Patients treated for recurrent or persistent anal squamous cell carcinoma at our institution from 2002 to 2022 were included. Patients were classified by type of salvage treatment received: surgery alone vs. reirradiation followed by surgery and by whether they received intraoperative radiation at the time of surgery. Clinical and pathologic variables were collected and assessed for association with risk of second local recurrence and death from any cause.

Results

Sixty four patients were included; 55(85.9%) were treated with surgery alone and 9 (14.1%) were treated with reirradiation followed by surgery. Median (IQR) follow up from the time of salvage treatment was 40.0 (20.3-68.0) months. The 3-year cumulative incidence of second local recurrence (95% CI) after salvage surgery was 36% (24%-48%); 39% (26%-52%) for patients treated with surgery alone and 15% (0.46%-51%) for patients treated with reirradiation followed by surgery. Factors associated with increased second local recurrence after salvage surgery included a locoregional recurrence, lymphovascular space invasion and positive surgical margins. The 3-year overall survival (95% CI) after salvage surgery was 70% (59%-83%); 68% (7%-56%) after surgery alone and 89% (10.5%-70.6%) after reirradiation followed by surgery.
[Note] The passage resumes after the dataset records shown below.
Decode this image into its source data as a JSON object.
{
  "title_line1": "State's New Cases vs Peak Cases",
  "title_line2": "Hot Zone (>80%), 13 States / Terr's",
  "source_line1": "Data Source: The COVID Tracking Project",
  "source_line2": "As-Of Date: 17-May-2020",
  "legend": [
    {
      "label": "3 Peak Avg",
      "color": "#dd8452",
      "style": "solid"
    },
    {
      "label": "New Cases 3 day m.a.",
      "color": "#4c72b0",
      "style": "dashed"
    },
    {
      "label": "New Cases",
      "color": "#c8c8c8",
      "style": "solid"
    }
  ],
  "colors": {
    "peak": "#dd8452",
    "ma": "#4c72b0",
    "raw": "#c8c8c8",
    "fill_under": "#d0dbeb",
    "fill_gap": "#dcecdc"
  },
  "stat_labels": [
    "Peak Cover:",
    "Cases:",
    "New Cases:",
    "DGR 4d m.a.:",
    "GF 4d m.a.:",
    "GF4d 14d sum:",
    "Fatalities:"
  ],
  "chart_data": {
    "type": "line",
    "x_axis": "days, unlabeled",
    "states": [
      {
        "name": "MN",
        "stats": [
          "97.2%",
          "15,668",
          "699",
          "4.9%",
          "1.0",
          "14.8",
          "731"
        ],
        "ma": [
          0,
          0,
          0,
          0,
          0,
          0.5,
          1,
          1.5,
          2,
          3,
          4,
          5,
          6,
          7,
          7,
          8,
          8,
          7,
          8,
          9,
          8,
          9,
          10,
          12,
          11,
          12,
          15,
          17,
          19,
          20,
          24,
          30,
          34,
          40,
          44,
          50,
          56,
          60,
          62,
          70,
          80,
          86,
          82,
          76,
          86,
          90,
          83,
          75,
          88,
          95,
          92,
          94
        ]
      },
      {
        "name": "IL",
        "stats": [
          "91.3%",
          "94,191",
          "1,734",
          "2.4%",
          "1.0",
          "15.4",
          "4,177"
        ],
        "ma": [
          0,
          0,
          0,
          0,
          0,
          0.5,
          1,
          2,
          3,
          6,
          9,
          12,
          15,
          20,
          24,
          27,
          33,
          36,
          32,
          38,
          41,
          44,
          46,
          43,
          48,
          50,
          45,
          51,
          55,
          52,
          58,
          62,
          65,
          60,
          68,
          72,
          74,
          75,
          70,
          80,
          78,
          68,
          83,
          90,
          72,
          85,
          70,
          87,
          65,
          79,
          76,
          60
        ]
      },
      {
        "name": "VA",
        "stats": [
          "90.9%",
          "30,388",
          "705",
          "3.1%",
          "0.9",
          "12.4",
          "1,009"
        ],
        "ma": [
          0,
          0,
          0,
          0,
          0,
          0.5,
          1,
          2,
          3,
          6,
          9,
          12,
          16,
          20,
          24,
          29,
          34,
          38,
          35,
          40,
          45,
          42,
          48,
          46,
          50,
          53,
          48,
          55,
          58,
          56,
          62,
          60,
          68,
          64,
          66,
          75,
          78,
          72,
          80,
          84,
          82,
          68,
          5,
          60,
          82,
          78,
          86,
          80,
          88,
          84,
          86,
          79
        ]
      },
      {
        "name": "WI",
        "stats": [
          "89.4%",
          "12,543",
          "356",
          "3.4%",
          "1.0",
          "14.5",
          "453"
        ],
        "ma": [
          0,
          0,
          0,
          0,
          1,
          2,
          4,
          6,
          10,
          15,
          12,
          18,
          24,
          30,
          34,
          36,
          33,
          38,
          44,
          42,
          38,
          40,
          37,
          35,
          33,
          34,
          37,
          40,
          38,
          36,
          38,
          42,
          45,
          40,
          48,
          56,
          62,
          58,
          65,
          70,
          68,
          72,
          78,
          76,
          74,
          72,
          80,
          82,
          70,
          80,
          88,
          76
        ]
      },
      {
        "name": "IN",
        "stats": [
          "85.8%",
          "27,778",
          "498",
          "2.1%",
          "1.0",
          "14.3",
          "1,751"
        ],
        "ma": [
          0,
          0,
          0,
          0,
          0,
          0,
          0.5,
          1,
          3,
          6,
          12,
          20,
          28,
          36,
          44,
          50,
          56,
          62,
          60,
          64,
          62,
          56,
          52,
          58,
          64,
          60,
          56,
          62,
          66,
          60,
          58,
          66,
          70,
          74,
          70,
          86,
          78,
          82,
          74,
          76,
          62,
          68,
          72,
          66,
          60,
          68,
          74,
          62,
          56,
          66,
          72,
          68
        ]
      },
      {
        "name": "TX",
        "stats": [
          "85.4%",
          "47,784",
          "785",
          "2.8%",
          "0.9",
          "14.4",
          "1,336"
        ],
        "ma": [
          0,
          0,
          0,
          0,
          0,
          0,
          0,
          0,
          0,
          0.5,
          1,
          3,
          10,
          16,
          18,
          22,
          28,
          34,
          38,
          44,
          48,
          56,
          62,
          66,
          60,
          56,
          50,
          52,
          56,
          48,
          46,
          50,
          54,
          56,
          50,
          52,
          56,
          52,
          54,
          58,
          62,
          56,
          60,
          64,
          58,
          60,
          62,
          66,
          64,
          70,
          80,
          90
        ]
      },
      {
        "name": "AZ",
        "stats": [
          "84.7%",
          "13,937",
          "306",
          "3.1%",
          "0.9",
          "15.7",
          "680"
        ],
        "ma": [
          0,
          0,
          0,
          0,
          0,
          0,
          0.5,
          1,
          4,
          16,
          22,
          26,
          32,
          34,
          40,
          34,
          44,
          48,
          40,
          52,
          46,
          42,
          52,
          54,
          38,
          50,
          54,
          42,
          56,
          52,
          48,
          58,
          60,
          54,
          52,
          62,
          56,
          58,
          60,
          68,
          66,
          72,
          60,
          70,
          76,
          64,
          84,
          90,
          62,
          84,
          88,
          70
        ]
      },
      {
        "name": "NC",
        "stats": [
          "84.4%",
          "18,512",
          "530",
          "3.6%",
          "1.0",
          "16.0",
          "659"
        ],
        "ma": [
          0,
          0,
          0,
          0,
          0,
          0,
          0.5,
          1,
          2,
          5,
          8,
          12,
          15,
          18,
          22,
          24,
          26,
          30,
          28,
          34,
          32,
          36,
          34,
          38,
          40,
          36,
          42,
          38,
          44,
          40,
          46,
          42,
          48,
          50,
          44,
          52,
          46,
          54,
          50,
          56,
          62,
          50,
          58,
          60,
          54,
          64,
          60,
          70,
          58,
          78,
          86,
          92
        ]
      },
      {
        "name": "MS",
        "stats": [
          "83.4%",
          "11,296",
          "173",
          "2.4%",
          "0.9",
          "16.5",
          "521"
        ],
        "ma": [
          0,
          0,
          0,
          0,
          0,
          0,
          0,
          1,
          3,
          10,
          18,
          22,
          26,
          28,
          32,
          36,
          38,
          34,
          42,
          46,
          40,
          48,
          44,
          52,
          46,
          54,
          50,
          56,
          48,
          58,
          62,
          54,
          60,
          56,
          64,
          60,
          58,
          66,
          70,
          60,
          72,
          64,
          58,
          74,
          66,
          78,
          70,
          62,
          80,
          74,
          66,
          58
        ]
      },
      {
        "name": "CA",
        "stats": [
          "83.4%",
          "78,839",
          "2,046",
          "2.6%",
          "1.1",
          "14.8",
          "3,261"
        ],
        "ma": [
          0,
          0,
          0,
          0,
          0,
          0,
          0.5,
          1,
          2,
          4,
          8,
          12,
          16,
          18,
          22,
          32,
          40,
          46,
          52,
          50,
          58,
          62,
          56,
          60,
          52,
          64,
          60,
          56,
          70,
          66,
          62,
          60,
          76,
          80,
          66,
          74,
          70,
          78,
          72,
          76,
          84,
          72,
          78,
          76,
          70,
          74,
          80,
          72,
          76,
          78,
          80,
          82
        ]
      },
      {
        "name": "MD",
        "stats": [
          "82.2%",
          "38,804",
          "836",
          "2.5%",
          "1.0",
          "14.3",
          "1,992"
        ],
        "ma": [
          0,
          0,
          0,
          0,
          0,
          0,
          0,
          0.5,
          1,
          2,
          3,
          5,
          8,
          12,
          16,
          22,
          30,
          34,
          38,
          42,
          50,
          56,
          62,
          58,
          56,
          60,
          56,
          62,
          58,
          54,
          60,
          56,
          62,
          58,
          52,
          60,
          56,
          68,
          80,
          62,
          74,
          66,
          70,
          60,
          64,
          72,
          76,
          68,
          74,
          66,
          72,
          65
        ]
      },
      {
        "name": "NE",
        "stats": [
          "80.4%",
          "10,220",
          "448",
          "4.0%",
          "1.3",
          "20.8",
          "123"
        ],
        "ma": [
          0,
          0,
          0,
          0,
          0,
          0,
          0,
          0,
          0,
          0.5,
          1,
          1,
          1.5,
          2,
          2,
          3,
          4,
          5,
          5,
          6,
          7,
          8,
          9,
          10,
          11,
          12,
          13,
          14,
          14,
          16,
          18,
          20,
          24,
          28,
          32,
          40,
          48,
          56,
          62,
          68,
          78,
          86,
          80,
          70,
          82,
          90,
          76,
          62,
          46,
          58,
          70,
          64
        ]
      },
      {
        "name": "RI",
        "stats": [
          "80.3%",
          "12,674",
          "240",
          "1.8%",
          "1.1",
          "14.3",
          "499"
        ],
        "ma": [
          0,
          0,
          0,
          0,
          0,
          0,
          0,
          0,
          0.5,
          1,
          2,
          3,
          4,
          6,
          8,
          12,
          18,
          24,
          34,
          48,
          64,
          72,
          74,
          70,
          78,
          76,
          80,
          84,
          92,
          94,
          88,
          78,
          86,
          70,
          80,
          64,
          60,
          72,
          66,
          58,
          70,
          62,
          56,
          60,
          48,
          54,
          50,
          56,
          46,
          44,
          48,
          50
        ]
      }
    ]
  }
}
Factors associated with worse overall survival included male sex, a larger recurrent tumor and positive surgical margins.

Conclusions

Approximately 60% of patients achieved pelvic control after salvage therapy for recurrent or persistent anal squamous cell carcinoma. Although receipt of reirradiation and intraoperative radiation were not associated with improved second local recurrence or overall survival in our cohort, patients with positive surgical margins and lymphovascular space invasion on surgical pathology had higher rates of pelvic recurrence after salvage surgery and may benefit from escalated salvage therapy.